Angela, a young Romanian who leaves her husband and her country to go to Italy to earn some money, is looking after Gemma, an elderly invalid. The latter has limited mobility, suffers constantly in her joints and from numerous problems due to her old age. Querulous and quick-tempered, she finds Angela’s presence difficult to deal with. Incapable however of managing alone, she is forced to accept assistance, as the only other option is an old people’s home. The recent death of Gemma’s husband Nedo adds to her pain, making her all the more capricious and aggressive. The days go by, and Angela does the shopping, cooking, cleaning. Despite the widow’s difficult personality, she manages to remain calm and sweet-tempered. Over the weeks, the women learn how to live together and bear with one another, even discovering they have several things in common.
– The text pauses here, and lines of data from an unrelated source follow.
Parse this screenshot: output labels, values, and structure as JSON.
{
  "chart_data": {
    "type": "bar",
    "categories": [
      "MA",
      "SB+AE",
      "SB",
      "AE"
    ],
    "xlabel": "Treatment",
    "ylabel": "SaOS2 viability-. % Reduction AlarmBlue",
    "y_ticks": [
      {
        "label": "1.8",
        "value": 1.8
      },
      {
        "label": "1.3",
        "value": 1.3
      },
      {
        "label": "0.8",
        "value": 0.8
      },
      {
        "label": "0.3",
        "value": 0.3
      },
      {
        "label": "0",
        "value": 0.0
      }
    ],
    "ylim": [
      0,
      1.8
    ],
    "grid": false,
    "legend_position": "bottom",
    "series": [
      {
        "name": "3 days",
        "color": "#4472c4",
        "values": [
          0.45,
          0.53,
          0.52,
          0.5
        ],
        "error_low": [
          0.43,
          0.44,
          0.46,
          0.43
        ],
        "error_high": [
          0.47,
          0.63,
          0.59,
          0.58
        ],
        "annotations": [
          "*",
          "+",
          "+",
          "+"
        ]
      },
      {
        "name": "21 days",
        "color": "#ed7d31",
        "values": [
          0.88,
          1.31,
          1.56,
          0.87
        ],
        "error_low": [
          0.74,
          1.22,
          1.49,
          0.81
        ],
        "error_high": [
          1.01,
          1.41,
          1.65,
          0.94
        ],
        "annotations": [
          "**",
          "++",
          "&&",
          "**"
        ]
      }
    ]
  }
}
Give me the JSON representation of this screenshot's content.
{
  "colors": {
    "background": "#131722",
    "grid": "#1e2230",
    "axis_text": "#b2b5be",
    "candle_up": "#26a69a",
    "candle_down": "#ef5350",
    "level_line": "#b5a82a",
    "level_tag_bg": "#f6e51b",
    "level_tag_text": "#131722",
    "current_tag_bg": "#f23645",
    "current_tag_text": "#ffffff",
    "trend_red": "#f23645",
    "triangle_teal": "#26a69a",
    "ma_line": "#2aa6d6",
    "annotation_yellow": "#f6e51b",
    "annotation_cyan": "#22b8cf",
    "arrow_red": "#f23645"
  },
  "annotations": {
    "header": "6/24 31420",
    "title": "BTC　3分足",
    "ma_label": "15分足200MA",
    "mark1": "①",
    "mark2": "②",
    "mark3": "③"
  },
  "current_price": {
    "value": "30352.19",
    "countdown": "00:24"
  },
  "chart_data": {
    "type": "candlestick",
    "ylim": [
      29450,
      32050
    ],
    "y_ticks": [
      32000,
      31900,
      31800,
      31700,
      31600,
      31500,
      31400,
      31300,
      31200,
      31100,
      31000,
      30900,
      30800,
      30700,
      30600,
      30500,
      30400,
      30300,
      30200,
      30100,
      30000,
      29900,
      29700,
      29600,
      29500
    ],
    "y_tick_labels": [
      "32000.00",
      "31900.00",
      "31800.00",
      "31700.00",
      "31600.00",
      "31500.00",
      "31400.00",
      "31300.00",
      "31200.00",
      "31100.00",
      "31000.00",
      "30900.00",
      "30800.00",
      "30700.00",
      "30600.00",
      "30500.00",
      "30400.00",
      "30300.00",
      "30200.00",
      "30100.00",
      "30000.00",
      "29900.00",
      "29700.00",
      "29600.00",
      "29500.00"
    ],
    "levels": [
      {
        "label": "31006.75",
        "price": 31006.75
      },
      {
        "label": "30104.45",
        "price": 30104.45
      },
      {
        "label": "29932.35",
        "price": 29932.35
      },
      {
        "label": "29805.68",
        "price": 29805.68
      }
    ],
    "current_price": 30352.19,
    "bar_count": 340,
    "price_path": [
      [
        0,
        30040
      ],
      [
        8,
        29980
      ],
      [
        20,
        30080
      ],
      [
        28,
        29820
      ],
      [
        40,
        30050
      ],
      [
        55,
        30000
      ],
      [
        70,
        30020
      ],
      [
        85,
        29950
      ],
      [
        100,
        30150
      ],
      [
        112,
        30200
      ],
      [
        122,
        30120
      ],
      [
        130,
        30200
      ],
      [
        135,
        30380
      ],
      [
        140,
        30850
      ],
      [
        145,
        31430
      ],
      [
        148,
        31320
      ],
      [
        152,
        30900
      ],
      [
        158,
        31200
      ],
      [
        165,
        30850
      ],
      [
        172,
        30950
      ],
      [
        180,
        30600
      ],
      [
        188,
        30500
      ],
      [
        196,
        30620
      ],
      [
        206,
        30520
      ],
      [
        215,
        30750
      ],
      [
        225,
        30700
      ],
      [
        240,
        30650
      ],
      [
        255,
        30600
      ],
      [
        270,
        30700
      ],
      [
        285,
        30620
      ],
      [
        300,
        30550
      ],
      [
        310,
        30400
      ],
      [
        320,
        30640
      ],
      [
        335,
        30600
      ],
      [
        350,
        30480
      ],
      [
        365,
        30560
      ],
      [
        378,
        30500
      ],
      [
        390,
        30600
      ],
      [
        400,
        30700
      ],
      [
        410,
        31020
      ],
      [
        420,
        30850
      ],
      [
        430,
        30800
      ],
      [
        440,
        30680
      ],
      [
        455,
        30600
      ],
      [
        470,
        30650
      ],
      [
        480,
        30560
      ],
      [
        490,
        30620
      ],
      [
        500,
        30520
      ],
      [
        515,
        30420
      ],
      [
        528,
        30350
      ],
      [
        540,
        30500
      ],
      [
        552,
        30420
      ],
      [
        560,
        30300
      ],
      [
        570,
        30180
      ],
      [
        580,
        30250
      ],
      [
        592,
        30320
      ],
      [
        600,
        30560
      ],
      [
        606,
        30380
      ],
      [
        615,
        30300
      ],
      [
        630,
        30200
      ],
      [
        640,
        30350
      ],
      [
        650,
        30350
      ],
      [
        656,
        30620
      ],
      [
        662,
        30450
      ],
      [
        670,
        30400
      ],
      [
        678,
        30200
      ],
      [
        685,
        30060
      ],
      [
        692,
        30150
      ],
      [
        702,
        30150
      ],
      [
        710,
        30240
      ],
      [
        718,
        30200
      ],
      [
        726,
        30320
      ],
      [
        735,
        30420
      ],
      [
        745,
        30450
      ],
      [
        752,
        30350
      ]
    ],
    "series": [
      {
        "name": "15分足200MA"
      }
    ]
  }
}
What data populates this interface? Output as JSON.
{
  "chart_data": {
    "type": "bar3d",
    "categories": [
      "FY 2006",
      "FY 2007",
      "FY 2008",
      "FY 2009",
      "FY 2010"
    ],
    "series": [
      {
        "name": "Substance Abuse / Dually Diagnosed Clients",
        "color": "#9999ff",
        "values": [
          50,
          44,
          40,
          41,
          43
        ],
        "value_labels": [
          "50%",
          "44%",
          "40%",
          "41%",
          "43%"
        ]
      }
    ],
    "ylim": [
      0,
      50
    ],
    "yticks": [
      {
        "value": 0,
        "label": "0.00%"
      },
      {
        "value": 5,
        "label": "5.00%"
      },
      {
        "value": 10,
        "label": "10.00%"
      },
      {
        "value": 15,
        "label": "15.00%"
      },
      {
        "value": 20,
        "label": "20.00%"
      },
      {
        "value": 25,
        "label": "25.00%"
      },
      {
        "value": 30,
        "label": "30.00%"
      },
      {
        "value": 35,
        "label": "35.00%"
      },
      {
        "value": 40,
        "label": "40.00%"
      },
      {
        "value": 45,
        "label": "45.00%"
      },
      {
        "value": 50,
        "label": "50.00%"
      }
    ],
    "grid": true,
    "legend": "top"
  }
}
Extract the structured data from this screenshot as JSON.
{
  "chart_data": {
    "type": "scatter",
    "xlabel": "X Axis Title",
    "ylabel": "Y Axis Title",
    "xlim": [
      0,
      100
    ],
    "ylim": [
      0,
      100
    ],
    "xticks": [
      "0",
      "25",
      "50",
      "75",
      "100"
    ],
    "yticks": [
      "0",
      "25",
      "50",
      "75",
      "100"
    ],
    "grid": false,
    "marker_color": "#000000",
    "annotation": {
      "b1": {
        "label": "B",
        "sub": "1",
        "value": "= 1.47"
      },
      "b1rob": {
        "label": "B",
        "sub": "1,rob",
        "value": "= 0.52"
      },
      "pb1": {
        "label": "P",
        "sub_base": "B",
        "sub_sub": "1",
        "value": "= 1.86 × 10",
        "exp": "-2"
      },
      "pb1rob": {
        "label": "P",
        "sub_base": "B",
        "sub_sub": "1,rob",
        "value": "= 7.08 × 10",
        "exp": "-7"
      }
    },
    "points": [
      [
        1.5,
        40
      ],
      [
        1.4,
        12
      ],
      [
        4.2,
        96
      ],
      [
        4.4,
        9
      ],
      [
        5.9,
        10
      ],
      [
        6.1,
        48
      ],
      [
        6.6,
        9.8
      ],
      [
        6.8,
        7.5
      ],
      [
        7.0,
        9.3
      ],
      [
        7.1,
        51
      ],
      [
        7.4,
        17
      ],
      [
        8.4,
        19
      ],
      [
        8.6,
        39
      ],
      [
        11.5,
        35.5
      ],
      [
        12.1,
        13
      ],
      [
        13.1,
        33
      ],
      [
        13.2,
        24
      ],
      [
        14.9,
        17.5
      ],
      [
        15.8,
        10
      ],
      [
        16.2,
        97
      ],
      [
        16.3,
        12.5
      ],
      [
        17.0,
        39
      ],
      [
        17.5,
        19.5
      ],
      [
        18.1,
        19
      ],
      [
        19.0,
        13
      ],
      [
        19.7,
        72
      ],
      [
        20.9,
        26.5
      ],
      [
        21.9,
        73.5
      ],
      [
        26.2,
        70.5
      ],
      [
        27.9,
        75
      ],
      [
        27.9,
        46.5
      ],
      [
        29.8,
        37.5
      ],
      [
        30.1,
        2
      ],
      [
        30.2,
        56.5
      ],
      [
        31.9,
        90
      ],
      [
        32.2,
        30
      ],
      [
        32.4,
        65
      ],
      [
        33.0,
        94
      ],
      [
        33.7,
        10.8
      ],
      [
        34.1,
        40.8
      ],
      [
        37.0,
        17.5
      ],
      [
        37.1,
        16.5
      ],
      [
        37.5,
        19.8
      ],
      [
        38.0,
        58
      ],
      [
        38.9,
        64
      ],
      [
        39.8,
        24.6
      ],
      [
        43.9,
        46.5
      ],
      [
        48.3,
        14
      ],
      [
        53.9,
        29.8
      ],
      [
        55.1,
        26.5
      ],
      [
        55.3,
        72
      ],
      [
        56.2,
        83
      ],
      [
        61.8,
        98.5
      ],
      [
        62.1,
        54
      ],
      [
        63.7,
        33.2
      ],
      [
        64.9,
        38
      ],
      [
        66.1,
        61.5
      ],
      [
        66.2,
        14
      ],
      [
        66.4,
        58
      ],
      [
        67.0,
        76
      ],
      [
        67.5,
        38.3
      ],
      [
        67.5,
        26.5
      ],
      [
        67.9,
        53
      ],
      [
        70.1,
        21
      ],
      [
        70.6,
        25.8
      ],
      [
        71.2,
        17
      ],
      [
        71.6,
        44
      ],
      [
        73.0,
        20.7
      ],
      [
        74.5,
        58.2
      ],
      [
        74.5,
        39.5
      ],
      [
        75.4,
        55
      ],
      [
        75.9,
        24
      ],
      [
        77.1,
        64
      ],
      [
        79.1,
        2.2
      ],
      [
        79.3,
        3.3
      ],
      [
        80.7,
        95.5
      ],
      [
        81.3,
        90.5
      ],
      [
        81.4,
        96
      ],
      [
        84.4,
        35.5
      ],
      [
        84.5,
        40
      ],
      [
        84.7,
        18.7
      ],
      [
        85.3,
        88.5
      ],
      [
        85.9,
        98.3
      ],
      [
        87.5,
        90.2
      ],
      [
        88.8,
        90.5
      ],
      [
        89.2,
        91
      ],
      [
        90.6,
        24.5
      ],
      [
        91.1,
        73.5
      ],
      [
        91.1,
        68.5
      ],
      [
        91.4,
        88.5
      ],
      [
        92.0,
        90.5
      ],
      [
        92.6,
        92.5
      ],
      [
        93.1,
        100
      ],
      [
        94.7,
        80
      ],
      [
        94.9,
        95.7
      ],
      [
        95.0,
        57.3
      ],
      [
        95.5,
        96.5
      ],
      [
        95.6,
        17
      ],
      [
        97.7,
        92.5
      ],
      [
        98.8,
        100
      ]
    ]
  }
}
They go to Florence to lay flowers at Nedo’s grave. A genuine bond develops between the two women, both of whom have had to deal with bereavement; Angela also lost a loved one, her mother, when she was a child. Unfortunately Angela, who is still very much in love with her husband, with whom she hoped to have children, has had no news of him since she left. He seems to have disappeared into thin air. Seeing no reason to remain in Italy and save up for a dream that now seems unlikely, Angela decides to go home to find her partner. Unwilling to understand, and very selfish, Gemma initially stands in her way, but ultimately supports her in this trying time and decides to go with her to Romania. Shot in both Italy and Romania, constantly moving between the two languages, Mar Nero brings together two generations and two cultures with a touch of poetry, offering a nuanced and sensitive portrayal of the two women.